HEK293T, CHO, and SW480 cells grown on coverslips were fixed for 20 min in PBS containing 4% paraformaldehyde, washed three times with PBS, permeabilized with 0.1% Triton X-100 for 1 h, and blocked with bovine serum albumin for 1 h. Subsequently, cells were incubated at room temperature with primary and secondary antibodies for 60 and 30 min, respectively. 4′,6-Diamidino-2-phenylindole (DAPI; Sigma) was used to stain cell nuclei. GFP and mCherry were detected without staining. Cells were visualized by confocal microscopy.

In vivo ubiquitination assay

HEK293T cells were transfected with HA-ubiquitin constructs together with the indicated plasmids. Five hours before harvesting, 25 μM proteasomal inhibitor MG132 (CalBiochem, La Jolla, CA) was added. Forty-eight hours after transfection, cells were harvested and lysed in RIPA buffer. Cell lysates were immunoprecipitated with anti-GFP or anti–β-catenin antibody as described. The bound proteins were eluted with Laemmli sample buffer. Western blot analysis was performed as described using an anti-HA antibody. The membrane was then stripped and reprobed with anti–β-catenin or anti-GFP antibodies. Lysates were also subjected to Western blotting using anti-FLAG or anti-EDD antibodies.

siRNA assay

The siRNA target sequence of EDD reported previously (O'Brien et al., 2008) was cloned into the BglII–HindIII site of pSUPER. The EDD-RNAi was 5′-GCAGTGTTCCTGCCTTCTT-3′. The sequence of the control scrambled EDD-RNAi was 5′-GGTCCGTCTTCTCGTCTAT-3′. Transfection of the colorectal cell lines SW480 and COLO320 using jetPEI was carried out as described.

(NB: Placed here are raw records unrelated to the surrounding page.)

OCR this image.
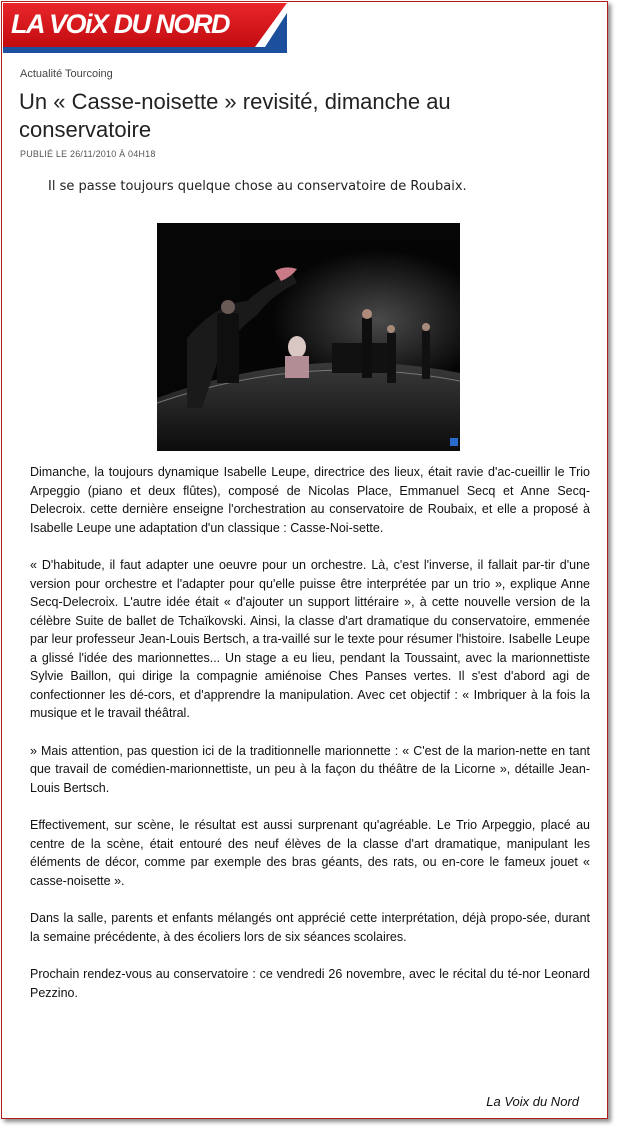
LA VOiX DU NORD
Actualité Tourcoing
Un « Casse-noisette » revisité, dimanche au conservatoire
PUBLIÉ LE 26/11/2010 À 04H18
Il se passe toujours quelque chose au conservatoire de Roubaix.

Dimanche, la toujours dynamique Isabelle Leupe, directrice des lieux, était ravie d'ac-cueillir le Trio Arpeggio (piano et deux flûtes), composé de Nicolas Place, Emmanuel Secq et Anne Secq-Delecroix. cette dernière enseigne l'orchestration au conservatoire de Roubaix, et elle a proposé à Isabelle Leupe une adaptation d'un classique : Casse-Noi-sette.

« D'habitude, il faut adapter une oeuvre pour un orchestre. Là, c'est l'inverse, il fallait par-tir d'une version pour orchestre et l'adapter pour qu'elle puisse être interprétée par un trio », explique Anne Secq-Delecroix. L'autre idée était « d'ajouter un support littéraire », à cette nouvelle version de la célèbre Suite de ballet de Tchaïkovski. Ainsi, la classe d'art dramatique du conservatoire, emmenée par leur professeur Jean-Louis Bertsch, a tra-vaillé sur le texte pour résumer l'histoire. Isabelle Leupe a glissé l'idée des marionnettes... Un stage a eu lieu, pendant la Toussaint, avec la marionnettiste Sylvie Baillon, qui dirige la compagnie amiénoise Ches Panses vertes. Il s'est d'abord agi de confectionner les dé-cors, et d'apprendre la manipulation. Avec cet objectif : « Imbriquer à la fois la musique et le travail théâtral.

» Mais attention, pas question ici de la traditionnelle marionnette : « C'est de la marion-nette en tant que travail de comédien-marionnettiste, un peu à la façon du théâtre de la Licorne », détaille Jean-Louis Bertsch.

Effectivement, sur scène, le résultat est aussi surprenant qu'agréable. Le Trio Arpeggio, placé au centre de la scène, était entouré des neuf élèves de la classe d'art dramatique, manipulant les éléments de décor, comme par exemple des bras géants, des rats, ou en-core le fameux jouet « casse-noisette ».

Dans la salle, parents et enfants mélangés ont apprécié cette interprétation, déjà propo-sée, durant la semaine précédente, à des écoliers lors de six séances scolaires.

Prochain rendez-vous au conservatoire : ce vendredi 26 novembre, avec le récital du té-nor Leonard Pezzino.

La Voix du Nord
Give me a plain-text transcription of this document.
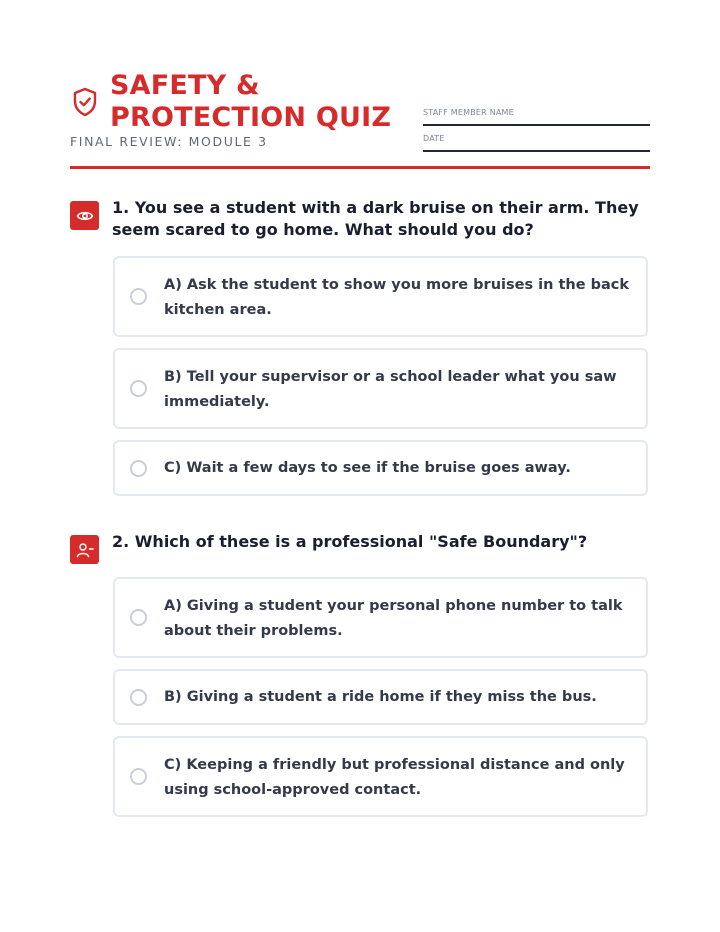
SAFETY & PROTECTION QUIZ
FINAL REVIEW: MODULE 3
STAFF MEMBER NAME
DATE
1. You see a student with a dark bruise on their arm. They seem scared to go home. What should you do?
A) Ask the student to show you more bruises in the back kitchen area.
B) Tell your supervisor or a school leader what you saw immediately.
C) Wait a few days to see if the bruise goes away.
2. Which of these is a professional "Safe Boundary"?
A) Giving a student your personal phone number to talk about their problems.
B) Giving a student a ride home if they miss the bus.
C) Keeping a friendly but professional distance and only using school-approved contact.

For EDD siRNA experiments in HEK293T and CHO cells, RNA oligonucleotides were purchased from Thermo Scientific Dharmacon (Essex, UK) (siGENOME SMART pool M-007189-02-0005, Human UBR5) as well as transfection reagent Dharmafect-1. Transfection was performed according to the manufacturer's protocol. All experiments in HEK293T and CHO were performed using 100 nM siRNA oligonucleotides. siGSK was also purchased from Thermo Scientific Dharmacon (siGENOME SMART pool M-003010-03-0005 hGSK3b NM-002093). HEK293T were transfected with 10 nM siRNA oligonucleotides using INTERFERin (Polyplus Transfection) according to the manufacturer's order. Nontargeting RNA oligonucleotides (Thermo Scientific Dharmacon) were used for both scEDD and scGSK controls.